With most traditionalists and vintage lifestyle enthusiasts, there usually follows a desire to stay in touch with old world charms and skills. In modern society, we have replaced a lot of basic ways of doing things with a more modern and quick substitute. When was the last time you got a hand written bill of sale? Or when was the last time you received a hand written card in the mail, delivered by the postman? For most of the millennial generation, a text; and if you’re lucky, a call will suffice.
As I try to do my best to stay true to the way things operated in the 1940’s, I do my best to continue the heritage of writing hand written mail to correspond with people far away. In turn, when I receive something written by hand, it means so much to me. I keep all my cards and letters in a special drawer. When I first made the decision to live as close to the past as possible, my exceptions being a cell phone and internet, I decided that I wanted to work on a key part of education in the 1940’s. Have you ever felt that your Grandmother’s handwriting was always better than yours? It is due to one simple fact, most children learned proper penmanship in school, and teachers were forced to ensure it was to standard.

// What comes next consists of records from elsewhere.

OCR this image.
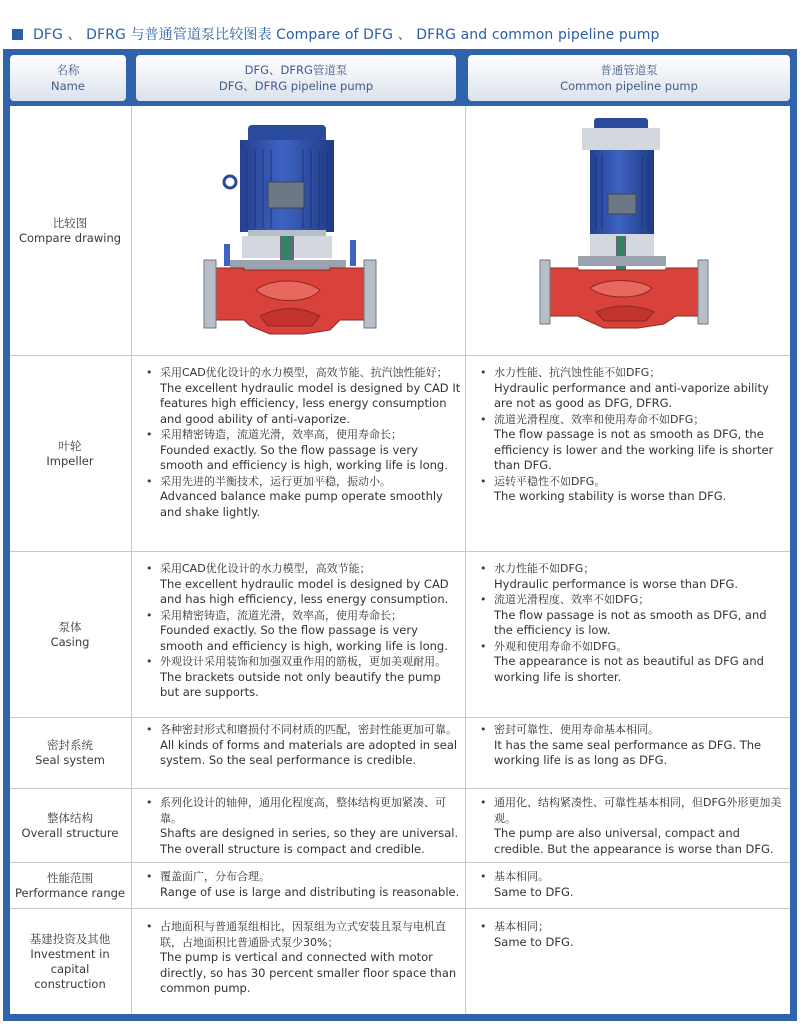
DFG 、 DFRG 与普通管道泵比较图表 Compare of DFG 、 DFRG and common pipeline pump
名称
Name
DFG、DFRG管道泵
DFG、DFRG pipeline pump
普通管道泵
Common pipeline pump
比较图
Compare drawing
叶轮
Impeller
• 采用CAD优化设计的水力模型，高效节能、抗汽蚀性能好；
The excellent hydraulic model is designed by CAD It features high efficiency, less energy consumption and good ability of anti-vaporize.
• 采用精密铸造，流道光滑，效率高，使用寿命长；
Founded exactly. So the flow passage is very smooth and efficiency is high, working life is long.
• 采用先进的半衡技术，运行更加平稳，振动小。
Advanced balance make pump operate smoothly and shake lightly.
• 水力性能、抗汽蚀性能不如DFG；
Hydraulic performance and anti-vaporize ability are not as good as DFG, DFRG.
• 流道光滑程度、效率和使用寿命不如DFG；
The flow passage is not as smooth as DFG, the efficiency is lower and the working life is shorter than DFG.
• 运转平稳性不如DFG。
The working stability is worse than DFG.
泵体
Casing
• 采用CAD优化设计的水力模型，高效节能；
The excellent hydraulic model is designed by CAD and has high efficiency, less energy consumption.
• 采用精密铸造，流道光滑，效率高，使用寿命长；
Founded exactly. So the flow passage is very smooth and efficiency is high, working life is long.
• 外观设计采用装饰和加强双重作用的筋板，更加美观耐用。
The brackets outside not only beautify the pump but are supports.
• 水力性能不如DFG；
Hydraulic performance is worse than DFG.
• 流道光滑程度、效率不如DFG；
The flow passage is not as smooth as DFG, and the efficiency is low.
• 外观和使用寿命不如DFG。
The appearance is not as beautiful as DFG and working life is shorter.
密封系统
Seal system
• 各种密封形式和磨损付不同材质的匹配，密封性能更加可靠。
All kinds of forms and materials are adopted in seal system. So the seal performance is credible.
• 密封可靠性、使用寿命基本相同。
It has the same seal performance as DFG. The working life is as long as DFG.
整体结构
Overall structure
• 系列化设计的轴伸，通用化程度高，整体结构更加紧凑、可靠。
Shafts are designed in series, so they are universal. The overall structure is compact and credible.
• 通用化、结构紧凑性、可靠性基本相同，但DFG外形更加美观。
The pump are also universal, compact and credible. But the appearance is worse than DFG.
性能范围
Performance range
• 覆盖面广，分布合理。
Range of use is large and distributing is reasonable.
• 基本相同。
Same to DFG.
基建投资及其他
Investment in capital construction
• 占地面积与普通泵组相比，因泵组为立式安装且泵与电机直联，占地面积比普通卧式泵少30%；
The pump is vertical and connected with motor directly, so has 30 percent smaller floor space than common pump.
• 基本相同；
Same to DFG.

I began to teach myself the proper way of writing in cursive, something that was not taught to me in modern education.
It is far from perfect, but my handwriting is more unique and signature than many people today who only know how to write chicken scratch print.
I continue to do my best to write everything down instead of relying on technology. But at times, the convenience over weighs my desire.
How do you feel about the importance of strong legible penmanship? Do you write letters? I would love to discuss with you about your own ideals.